Ölümü sıklıkla düşünür olur bazen insan. Nerede, ne zaman ve ne şekilde öleceğini...
Belki, mutfağa bir bardak su almak için yataktan kalkmaya yeltendiğiniz anda, belki de, siz, kulaklıklığınızdan gelen güzel güne başlangıç parçanız temposunda yürürken, en az sizinki kadar mutluluk uyandıracak kendi şarkısını bulmak için radyo kanallarını kurcalayan bir taksi şoförünün dalgınlığıyla geliverecek ölüm... Ya da sonucu hiç mi hiç düşünülmeden atılan, gençlik ateşiyle yoğrulmuş kendince kararlı adımlarla... Hiç belli olmaz.
Tüm hayat boyu sahip olunan seçme şansının çoktan uçup gitmiş olduğu bi’ an olacak o an.
Bundan sonra var olmayacak oluştan önceki son an...
Ölüm ile yaşam arasındaki, bahsedilen işte o ince an...
Yaşadıklarınız ya da yaşayamadıklarınız gelecek o an aklınıza. Sevdikleriniz ve sevemedikleriniz... Tüm artı ve eksileriyle beraber sorgulayacaksınız geçmiş hayatınızı. Güzelliklerden ziyade olumsuzluklar ağır basacak hepsinden; her şeyden... Bi’ gözünüz açık gideceksiniz.
Kısa metraj filminizin seyrinin ardından, kendinizle baş başa kalacak ve en büyük yalnızlığı orada, o anda hissedeceksiniz. Ölümün zamansız gelişini suçlayıp, varlığına lanet okuyacaksınız.

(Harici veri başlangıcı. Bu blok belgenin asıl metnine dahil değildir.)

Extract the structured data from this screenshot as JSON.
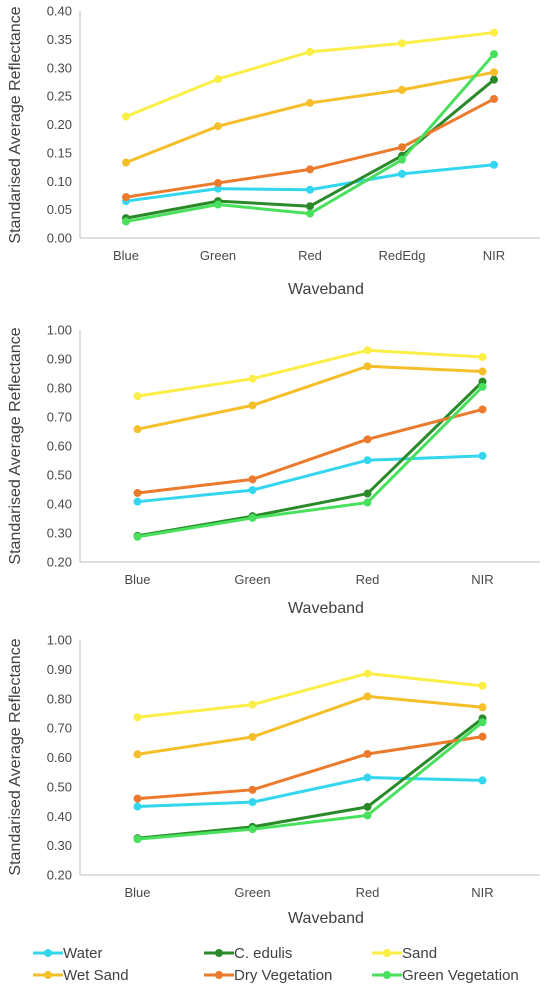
{
  "legend": [
    {
      "name": "Water",
      "color": "#33d6ee"
    },
    {
      "name": "C. edulis",
      "color": "#2a8a2a"
    },
    {
      "name": "Sand",
      "color": "#fbee47"
    },
    {
      "name": "Wet Sand",
      "color": "#f5bf2a"
    },
    {
      "name": "Dry Vegetation",
      "color": "#ec7a2c"
    },
    {
      "name": "Green Vegetation",
      "color": "#49e05e"
    }
  ],
  "chart_data": [
    {
      "type": "line",
      "xlabel": "Waveband",
      "ylabel": "Standarised Average Reflectance",
      "ylim": [
        0.0,
        0.4
      ],
      "ytick_step": 0.05,
      "ytick_labels": [
        "0.00",
        "0.05",
        "0.10",
        "0.15",
        "0.20",
        "0.25",
        "0.30",
        "0.35",
        "0.40"
      ],
      "grid": false,
      "categories": [
        "Blue",
        "Green",
        "Red",
        "RedEdg",
        "NIR"
      ],
      "series": [
        {
          "name": "Water",
          "values": [
            0.065,
            0.087,
            0.085,
            0.113,
            0.129
          ]
        },
        {
          "name": "C. edulis",
          "values": [
            0.035,
            0.065,
            0.056,
            0.145,
            0.279
          ]
        },
        {
          "name": "Sand",
          "values": [
            0.214,
            0.28,
            0.328,
            0.343,
            0.362
          ]
        },
        {
          "name": "Wet Sand",
          "values": [
            0.133,
            0.197,
            0.238,
            0.261,
            0.292
          ]
        },
        {
          "name": "Dry Vegetation",
          "values": [
            0.072,
            0.097,
            0.121,
            0.16,
            0.245
          ]
        },
        {
          "name": "Green Vegetation",
          "values": [
            0.029,
            0.059,
            0.043,
            0.138,
            0.324
          ]
        }
      ]
    },
    {
      "type": "line",
      "xlabel": "Waveband",
      "ylabel": "Standarised Average Reflectance",
      "ylim": [
        0.2,
        1.0
      ],
      "ytick_step": 0.1,
      "ytick_labels": [
        "0.20",
        "0.30",
        "0.40",
        "0.50",
        "0.60",
        "0.70",
        "0.80",
        "0.90",
        "1.00"
      ],
      "grid": false,
      "categories": [
        "Blue",
        "Green",
        "Red",
        "NIR"
      ],
      "series": [
        {
          "name": "Water",
          "values": [
            0.408,
            0.448,
            0.551,
            0.566
          ]
        },
        {
          "name": "C. edulis",
          "values": [
            0.29,
            0.358,
            0.436,
            0.822
          ]
        },
        {
          "name": "Sand",
          "values": [
            0.772,
            0.832,
            0.93,
            0.907
          ]
        },
        {
          "name": "Wet Sand",
          "values": [
            0.658,
            0.74,
            0.875,
            0.857
          ]
        },
        {
          "name": "Dry Vegetation",
          "values": [
            0.438,
            0.485,
            0.623,
            0.726
          ]
        },
        {
          "name": "Green Vegetation",
          "values": [
            0.287,
            0.352,
            0.405,
            0.804
          ]
        }
      ]
    },
    {
      "type": "line",
      "xlabel": "Waveband",
      "ylabel": "Standarised Average Reflectance",
      "ylim": [
        0.2,
        1.0
      ],
      "ytick_step": 0.1,
      "ytick_labels": [
        "0.20",
        "0.30",
        "0.40",
        "0.50",
        "0.60",
        "0.70",
        "0.80",
        "0.90",
        "1.00"
      ],
      "grid": false,
      "categories": [
        "Blue",
        "Green",
        "Red",
        "NIR"
      ],
      "series": [
        {
          "name": "Water",
          "values": [
            0.433,
            0.448,
            0.532,
            0.522
          ]
        },
        {
          "name": "C. edulis",
          "values": [
            0.325,
            0.364,
            0.432,
            0.733
          ]
        },
        {
          "name": "Sand",
          "values": [
            0.737,
            0.78,
            0.886,
            0.844
          ]
        },
        {
          "name": "Wet Sand",
          "values": [
            0.611,
            0.67,
            0.808,
            0.771
          ]
        },
        {
          "name": "Dry Vegetation",
          "values": [
            0.46,
            0.49,
            0.612,
            0.671
          ]
        },
        {
          "name": "Green Vegetation",
          "values": [
            0.322,
            0.356,
            0.403,
            0.72
          ]
        }
      ]
    }
  ]
}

Son defa hissediyor olmanın verdiği heyecanla, inceden hissedilen korkuyu kucaklayacak, korkunun, yücelip, tüyleri diken diken eden ürpertisiyle üşümeye başlayacak, dudaklarınızdan, parmak uçlarınıza doğru yayılan bu soğukluğun ardından buz kesilecek,ve nihayet bu hayattan geçmiş olacaksınız!